Lake St Clair is not just the end of the Overland Track, but one of Tasmania’s greatest buswalking and scenic areas. The rainforest walk from Cynthia Bay to Narcissus Hut, with panoramic views of Lake St Clair and Mt Ida, is a great way to introduce yourself to the park, with panoramic views from Echo Point of Mt Ida & the Traveller Range. More serious walks include the Labyrinth and Mt Rufus.
The walk from Cynthia Bay (the visitor centre) to Echo Point is 2.5 hours of solid walking, but of course you should plan to take longer and enjoy having a look at the tall rainforest and unique Tasmanian plants such as Pandani and Leatherwood which grow all around this part of the world. There are a lot of small creeks running off Mt Olympus, and being a bit of a sucker for photographing mossy, boulder filled streams, it took a fair bit longer than 2.5 hours to arrive at Echo Point! But that is definitely the advantage of the long daylight hours at this time of year – sunset in December in Tasmania is approx 8:30pm.
The aim for the night was photographing the lake, with its Mt Ida skyline, and the calm conditions even had me staring to wonder if reflections weren’t completely out of the question! As you can see reflections kind of appeared but kind of didn’t, but the calmness in the water (the aboriginal name for Lake St Clair is “sleeping waters”) did allow the colour in the clouds to be caught in the lake.

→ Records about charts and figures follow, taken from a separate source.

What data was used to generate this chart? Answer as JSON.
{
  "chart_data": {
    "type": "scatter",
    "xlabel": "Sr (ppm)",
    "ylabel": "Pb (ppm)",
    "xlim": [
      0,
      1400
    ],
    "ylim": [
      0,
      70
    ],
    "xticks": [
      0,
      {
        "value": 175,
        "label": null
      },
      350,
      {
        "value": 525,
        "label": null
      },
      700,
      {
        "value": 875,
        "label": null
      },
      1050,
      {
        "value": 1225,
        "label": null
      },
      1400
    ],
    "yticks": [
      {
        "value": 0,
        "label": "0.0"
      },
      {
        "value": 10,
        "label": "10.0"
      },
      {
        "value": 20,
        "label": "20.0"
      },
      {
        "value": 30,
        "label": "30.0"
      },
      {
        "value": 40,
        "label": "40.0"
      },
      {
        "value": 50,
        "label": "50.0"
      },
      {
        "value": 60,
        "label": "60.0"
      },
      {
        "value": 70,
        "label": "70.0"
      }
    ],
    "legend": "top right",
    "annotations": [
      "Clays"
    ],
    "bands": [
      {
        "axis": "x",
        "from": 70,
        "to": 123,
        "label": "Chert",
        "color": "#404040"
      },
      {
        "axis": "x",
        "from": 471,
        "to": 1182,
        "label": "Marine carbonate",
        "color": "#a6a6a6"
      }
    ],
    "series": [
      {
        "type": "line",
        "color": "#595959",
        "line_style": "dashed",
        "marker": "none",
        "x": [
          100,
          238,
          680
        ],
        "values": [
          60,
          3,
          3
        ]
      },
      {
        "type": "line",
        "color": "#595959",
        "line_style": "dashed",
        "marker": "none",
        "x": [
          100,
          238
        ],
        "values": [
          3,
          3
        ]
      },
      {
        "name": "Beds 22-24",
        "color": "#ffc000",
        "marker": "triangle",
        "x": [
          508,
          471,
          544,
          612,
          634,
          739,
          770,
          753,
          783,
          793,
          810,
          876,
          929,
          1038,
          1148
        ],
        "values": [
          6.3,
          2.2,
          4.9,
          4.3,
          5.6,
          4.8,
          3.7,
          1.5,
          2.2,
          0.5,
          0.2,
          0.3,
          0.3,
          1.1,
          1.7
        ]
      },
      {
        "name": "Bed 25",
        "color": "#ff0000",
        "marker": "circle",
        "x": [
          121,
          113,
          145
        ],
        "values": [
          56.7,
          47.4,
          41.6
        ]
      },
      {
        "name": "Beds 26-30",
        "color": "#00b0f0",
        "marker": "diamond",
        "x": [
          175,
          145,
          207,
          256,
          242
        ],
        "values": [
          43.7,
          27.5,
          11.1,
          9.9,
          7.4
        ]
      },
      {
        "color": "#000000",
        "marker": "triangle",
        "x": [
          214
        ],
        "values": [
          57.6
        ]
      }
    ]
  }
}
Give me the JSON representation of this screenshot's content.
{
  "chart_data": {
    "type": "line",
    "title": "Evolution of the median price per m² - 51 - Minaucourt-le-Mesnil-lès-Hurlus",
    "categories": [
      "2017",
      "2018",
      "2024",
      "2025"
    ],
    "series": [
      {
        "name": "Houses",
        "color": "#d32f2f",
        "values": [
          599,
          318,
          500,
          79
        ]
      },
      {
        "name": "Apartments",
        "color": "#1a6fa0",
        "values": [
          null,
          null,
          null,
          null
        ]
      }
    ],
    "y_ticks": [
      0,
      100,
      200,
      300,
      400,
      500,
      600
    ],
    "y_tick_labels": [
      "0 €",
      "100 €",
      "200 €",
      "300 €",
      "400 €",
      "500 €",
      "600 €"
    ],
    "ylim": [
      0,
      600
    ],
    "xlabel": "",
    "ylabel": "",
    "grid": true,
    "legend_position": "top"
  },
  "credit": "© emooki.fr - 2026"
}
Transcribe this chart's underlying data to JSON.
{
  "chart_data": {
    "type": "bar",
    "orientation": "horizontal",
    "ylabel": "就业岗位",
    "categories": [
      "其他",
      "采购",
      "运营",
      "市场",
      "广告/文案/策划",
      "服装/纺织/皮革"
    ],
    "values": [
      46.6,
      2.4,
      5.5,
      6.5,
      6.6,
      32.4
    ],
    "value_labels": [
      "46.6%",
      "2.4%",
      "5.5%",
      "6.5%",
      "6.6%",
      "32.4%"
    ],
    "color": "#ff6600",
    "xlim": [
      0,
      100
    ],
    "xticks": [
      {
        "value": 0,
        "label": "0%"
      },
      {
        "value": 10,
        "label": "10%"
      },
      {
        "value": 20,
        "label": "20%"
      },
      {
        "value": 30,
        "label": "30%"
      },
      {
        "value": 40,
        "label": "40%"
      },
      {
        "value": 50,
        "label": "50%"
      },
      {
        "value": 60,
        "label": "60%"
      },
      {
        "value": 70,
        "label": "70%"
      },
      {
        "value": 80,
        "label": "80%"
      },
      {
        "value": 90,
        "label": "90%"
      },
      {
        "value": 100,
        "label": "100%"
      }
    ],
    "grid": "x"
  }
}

Echo Point also serves as the last hut on the Overland Track. There is a smallish hut there (compared to the hotel at Pelion for example!) which would sleep 8 comfortably. Most walkers are probably keen to jump on the ferry at Narcissus after 5~6 days on the Overland Track, but Echo Point is a nice place to put the feet up before heading back to the civilisation, or even just as a one night getaway from Hobart.